I can still remember it .-. xD
 
Nevermore said:
Muffun said:
Ron Ronaldo said:
Once I was in second grade and I walked by the chalkboard. I ripped my pants, and everyone was laughing at me. >____<
http://www.youtube.com/v/Zx1PXKoYlI0
Is it bad I sang and danced to that just now?
No, who wouldn't ;_;

@Muffun- If I had known the song had existed way back in the day, I would have sung it XD
 
I had the same 911 story, except I didn't hide.

And are you male? That must of hurt.
 
In my school, there's this bathroom, that girls and boys use.
Well this kid didn't lock the door, and I opened it and.
X-X
He was a kindergartener though. And he was zipping up his pants. xD
 
Messed around with the phone and ended up calling 911 somehow.
The cops came to our house a few minutes later, I got yelled at by the officer.

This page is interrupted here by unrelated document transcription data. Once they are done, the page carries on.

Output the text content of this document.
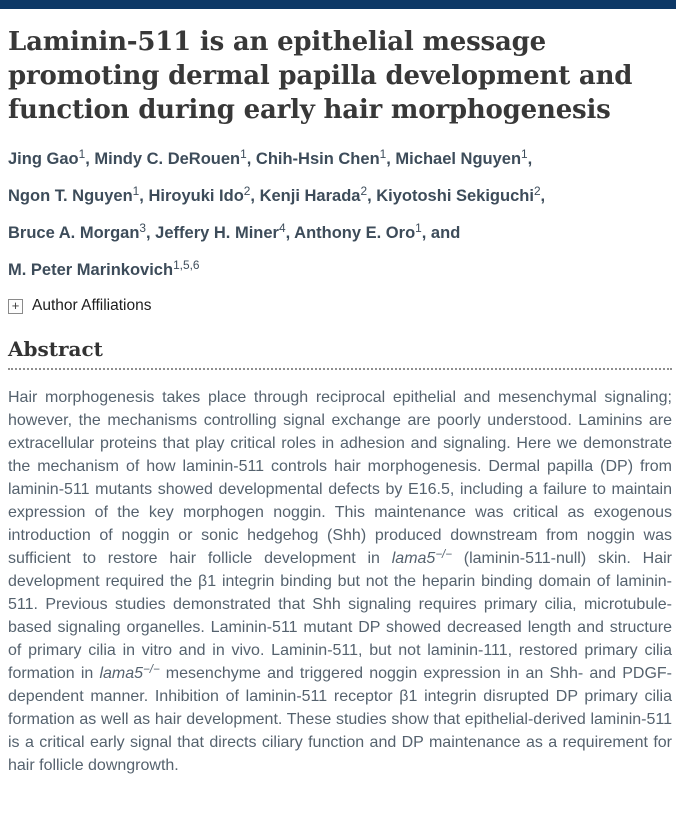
Laminin-511 is an epithelial message promoting dermal papilla development and function during early hair morphogenesis
Jing Gao$^1$, Mindy C. DeRouen$^1$, Chih-Hsin Chen$^1$, Michael Nguyen$^1$,
Ngon T. Nguyen$^1$, Hiroyuki Ido$^2$, Kenji Harada$^2$, Kiyotoshi Sekiguchi$^2$,
Bruce A. Morgan$^3$, Jeffery H. Miner$^4$, Anthony E. Oro$^1$, and
M. Peter Marinkovich$^{1,5,6}$
+ Author Affiliations
Abstract

Hair morphogenesis takes place through reciprocal epithelial and mesenchymal signaling; however, the mechanisms controlling signal exchange are poorly understood. Laminins are extracellular proteins that play critical roles in adhesion and signaling. Here we demonstrate the mechanism of how laminin-511 controls hair morphogenesis. Dermal papilla (DP) from laminin-511 mutants showed developmental defects by E16.5, including a failure to maintain expression of the key morphogen noggin. This maintenance was critical as exogenous introduction of noggin or sonic hedgehog (Shh) produced downstream from noggin was sufficient to restore hair follicle development in lama5−/− (laminin-511-null) skin. Hair development required the β1 integrin binding but not the heparin binding domain of laminin-511. Previous studies demonstrated that Shh signaling requires primary cilia, microtubule-based signaling organelles. Laminin-511 mutant DP showed decreased length and structure of primary cilia in vitro and in vivo. Laminin-511, but not laminin-111, restored primary cilia formation in lama5−/− mesenchyme and triggered noggin expression in an Shh- and PDGF-dependent manner. Inhibition of laminin-511 receptor β1 integrin disrupted DP primary cilia formation as well as hair development. These studies show that epithelial-derived laminin-511 is a critical early signal that directs ciliary function and DP maintenance as a requirement for hair follicle downgrowth.
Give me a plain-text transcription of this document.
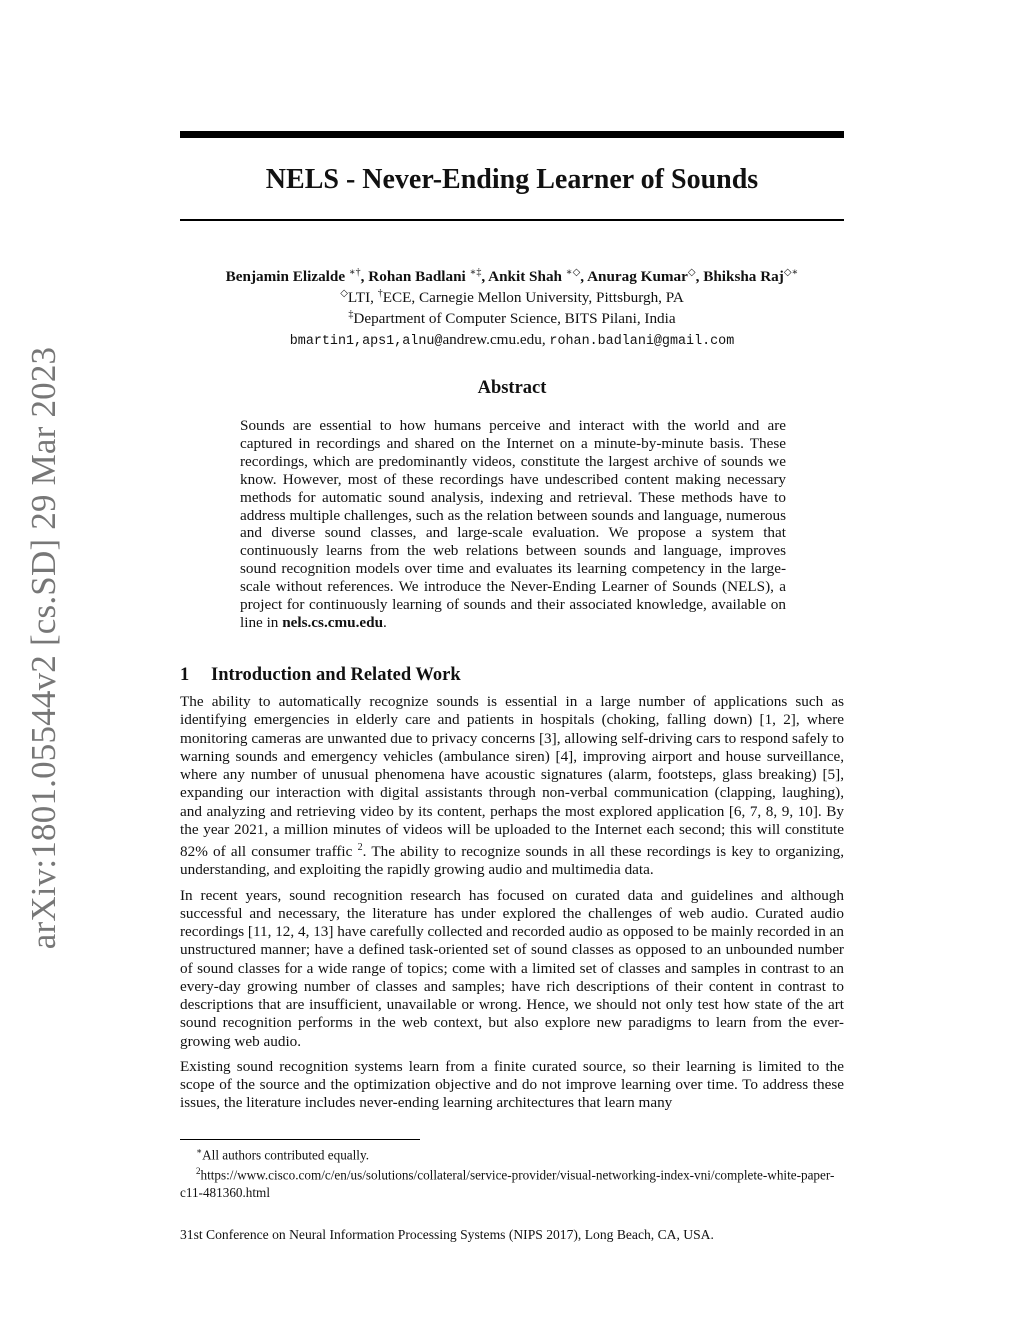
arXiv:1801.05544v2 [cs.SD] 29 Mar 2023
NELS - Never-Ending Learner of Sounds
Benjamin Elizalde ∗†, Rohan Badlani ∗‡, Ankit Shah ∗◇, Anurag Kumar◇, Bhiksha Raj◇∗
◇LTI, †ECE, Carnegie Mellon University, Pittsburgh, PA
‡Department of Computer Science, BITS Pilani, India
bmartin1,aps1,alnu@andrew.cmu.edu, rohan.badlani@gmail.com
Abstract

Sounds are essential to how humans perceive and interact with the world and are captured in recordings and shared on the Internet on a minute-by-minute basis. These recordings, which are predominantly videos, constitute the largest archive of sounds we know. However, most of these recordings have undescribed content making necessary methods for automatic sound analysis, indexing and retrieval. These methods have to address multiple challenges, such as the relation between sounds and language, numerous and diverse sound classes, and large-scale evaluation. We propose a system that continuously learns from the web relations between sounds and language, improves sound recognition models over time and evaluates its learning competency in the large-scale without references. We introduce the Never-Ending Learner of Sounds (NELS), a project for continuously learning of sounds and their associated knowledge, available on line in nels.cs.cmu.edu.

1 Introduction and Related Work

The ability to automatically recognize sounds is essential in a large number of applications such as identifying emergencies in elderly care and patients in hospitals (choking, falling down) [1, 2], where monitoring cameras are unwanted due to privacy concerns [3], allowing self-driving cars to respond safely to warning sounds and emergency vehicles (ambulance siren) [4], improving airport and house surveillance, where any number of unusual phenomena have acoustic signatures (alarm, footsteps, glass breaking) [5], expanding our interaction with digital assistants through non-verbal communication (clapping, laughing), and analyzing and retrieving video by its content, perhaps the most explored application [6, 7, 8, 9, 10]. By the year 2021, a million minutes of videos will be uploaded to the Internet each second; this will constitute 82% of all consumer traffic $^2$. The ability to recognize sounds in all these recordings is key to organizing, understanding, and exploiting the rapidly growing audio and multimedia data.

In recent years, sound recognition research has focused on curated data and guidelines and although successful and necessary, the literature has under explored the challenges of web audio. Curated audio recordings [11, 12, 4, 13] have carefully collected and recorded audio as opposed to be mainly recorded in an unstructured manner; have a defined task-oriented set of sound classes as opposed to an unbounded number of sound classes for a wide range of topics; come with a limited set of classes and samples in contrast to an every-day growing number of classes and samples; have rich descriptions of their content in contrast to descriptions that are insufficient, unavailable or wrong. Hence, we should not only test how state of the art sound recognition performs in the web context, but also explore new paradigms to learn from the ever-growing web audio.

Existing sound recognition systems learn from a finite curated source, so their learning is limited to the scope of the source and the optimization objective and do not improve learning over time. To address these issues, the literature includes never-ending learning architectures that learn many

∗All authors contributed equally.
$^2$https://www.cisco.com/c/en/us/solutions/collateral/service-provider/visual-networking-index-vni/complete-white-paper-c11-481360.html
31st Conference on Neural Information Processing Systems (NIPS 2017), Long Beach, CA, USA.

Some bus driver thought I pee'd on the wall in the bathroom, he was horribly wrong, I ended up
getting suspended and had to stay after school the next day to clean the bathroom.
 
When I was younger, I used to think if you ate a lot of peanuts you'd grow a big fluffy squirrel tail.
One day my brother was eating a bunch of peanuts, and I got really scared that he was turning into a squirrel. So I started crying. :/
 
Touches penises with several of my friends.

Also, don't tell me what to do, Paliva. Or this will happen.
 
Mino said:
Touches penises with several of my friends.

Also, don't tell me what to do, Paliva. Or this will happen.
I'll tell you to do whatever I want you to do Trevorlia.

PsshxD
 
[Nook said:
,Jun 28 2010, 06:16:50 PM]I had the same 911 story, except I didn't hide.

And are you male? That must of hurt.
Why does everyone question my gender?

And yes.

<_<
 
sakura said:
In my school, there's this bathroom, that girls and boys use.
Well this kid didn't lock the door, and I opened it and.
X-X
He was a kindergartener though. And he was zipping up his pants. xD
I remember when I was in 2nd grade, a boy came out of the girl's bathroom with his pants down.. he's like "Mrs. Irwin! Mrs. Irwin!", it was so weird... he was holding toilet paper. He looked at me and was like ;D. I ran away, seriously. I was like o_o *Runs*.

xD
 
Having to go to school with my pants ripped by the balls. +_+
It was way back then in elementary.
Thank god i had boxers on . :P
 
While eating watermelon a kid told me the classic "if you swallow a watermelon seed a watermelon will grow in your stomach.". I ate one of the white ones before he said that. I thought I was going to die.
 
d7crab said:
While eating watermelon a kid told me the classic "if you swallow a watermelon seed a watermelon will grow in your stomach.". I ate one of the white ones before he said that. I thought I was going to die.
The Rugrats also gave me horrible mind *censored.3.0* as a kid.